# Would it be true if I said that the image of x is contained in f(X)?

1. Oct 19, 2011

### amanda_ou812

1. The problem statement, all variables and given/known data

Let (X,d) and (Y, p) be metric spaces and f : X -> Y a function. Prove that f is continuous at p-0 if and only if for every ε > 0, there exists a δ > 0 so that the image of Bd(p-0; δ) is contained in Bp( f (p-0);ε).

2. Relevant equations

3. The attempt at a solution
For the forward implication, I feel like I am almost there.

The statement f is continuous at p-0 implies for every e>0 there is a delta>0 so that when d(p, p-0)< delta this implies p( f(p), f(p-0))<e.

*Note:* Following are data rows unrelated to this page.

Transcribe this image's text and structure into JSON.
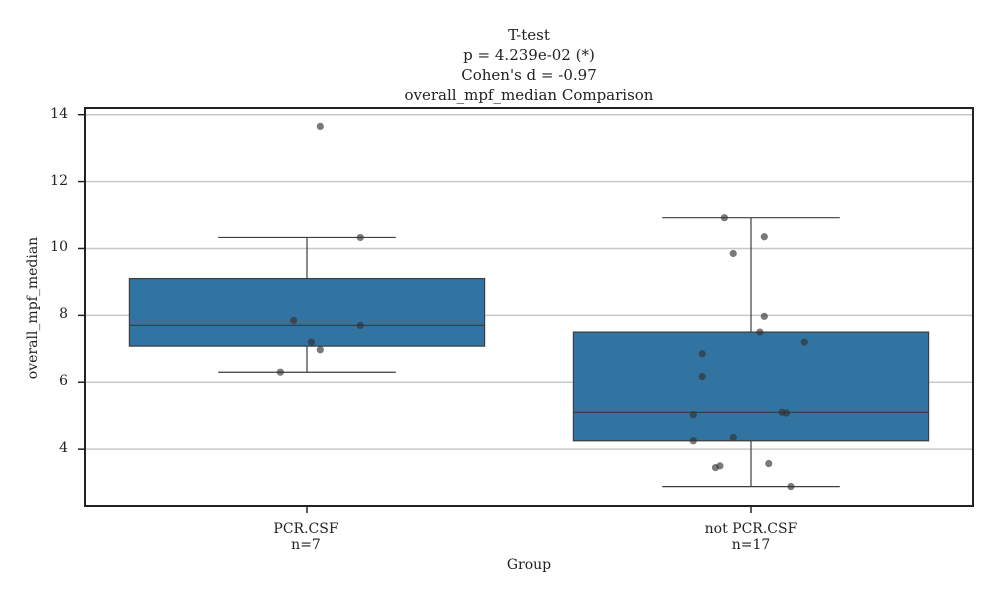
{
  "chart_data": {
    "type": "box",
    "title": [
      "T-test",
      "p = 4.239e-02 (*)",
      "Cohen's d = -0.97",
      "overall_mpf_median Comparison"
    ],
    "xlabel": "Group",
    "ylabel": "overall_mpf_median",
    "ylim": [
      2.3,
      14.2
    ],
    "yticks": [
      4,
      6,
      8,
      10,
      12,
      14
    ],
    "grid": "horizontal",
    "legend": "none",
    "box_color": "#3274a1",
    "edge_color": "#3d3d3d",
    "grid_color": "#c8c8c8",
    "point_color": "#333333",
    "groups": [
      {
        "name": "PCR.CSF",
        "n_label": "n=7",
        "whisker_low": 6.3,
        "q1": 7.08,
        "median": 7.7,
        "q3": 9.1,
        "whisker_high": 10.33,
        "points": [
          {
            "x_offset": 0.03,
            "y": 13.65
          },
          {
            "x_offset": 0.12,
            "y": 10.33
          },
          {
            "x_offset": -0.03,
            "y": 7.85
          },
          {
            "x_offset": 0.12,
            "y": 7.7
          },
          {
            "x_offset": 0.01,
            "y": 7.2
          },
          {
            "x_offset": 0.03,
            "y": 6.97
          },
          {
            "x_offset": -0.06,
            "y": 6.3
          }
        ]
      },
      {
        "name": "not PCR.CSF",
        "n_label": "n=17",
        "whisker_low": 2.88,
        "q1": 4.25,
        "median": 5.1,
        "q3": 7.5,
        "whisker_high": 10.92,
        "points": [
          {
            "x_offset": -0.06,
            "y": 10.92
          },
          {
            "x_offset": 0.03,
            "y": 10.35
          },
          {
            "x_offset": -0.04,
            "y": 9.85
          },
          {
            "x_offset": 0.03,
            "y": 7.97
          },
          {
            "x_offset": 0.02,
            "y": 7.5
          },
          {
            "x_offset": 0.12,
            "y": 7.2
          },
          {
            "x_offset": -0.11,
            "y": 6.85
          },
          {
            "x_offset": -0.11,
            "y": 6.17
          },
          {
            "x_offset": 0.07,
            "y": 5.1
          },
          {
            "x_offset": 0.08,
            "y": 5.08
          },
          {
            "x_offset": -0.13,
            "y": 5.03
          },
          {
            "x_offset": -0.04,
            "y": 4.35
          },
          {
            "x_offset": -0.13,
            "y": 4.25
          },
          {
            "x_offset": 0.04,
            "y": 3.57
          },
          {
            "x_offset": -0.07,
            "y": 3.5
          },
          {
            "x_offset": -0.08,
            "y": 3.45
          },
          {
            "x_offset": 0.09,
            "y": 2.88
          }
        ]
      }
    ]
  }
}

But d(p, p-0)< delta implies x is contained in B (sub d) (p-0; delta) and p( f(p), f(p-0))<e implies f(p) is contained in B (sub p) (f(p-0); e).

Here is where I would like to say that notice that the image of x is contained in f(x). Then I can conclude that the image of B (sub d) is contained in B (sub p)

Then, I was going to reverse it for the other implication.

2. Oct 19, 2011

### HallsofIvy

For any set X, the "image of x" is defined as the set of all y such that y= f(x) for all x in X. Normally, we use the notation f(X) to mean the "image of x". So the image of x is not just "contained in" fix), it is f(x).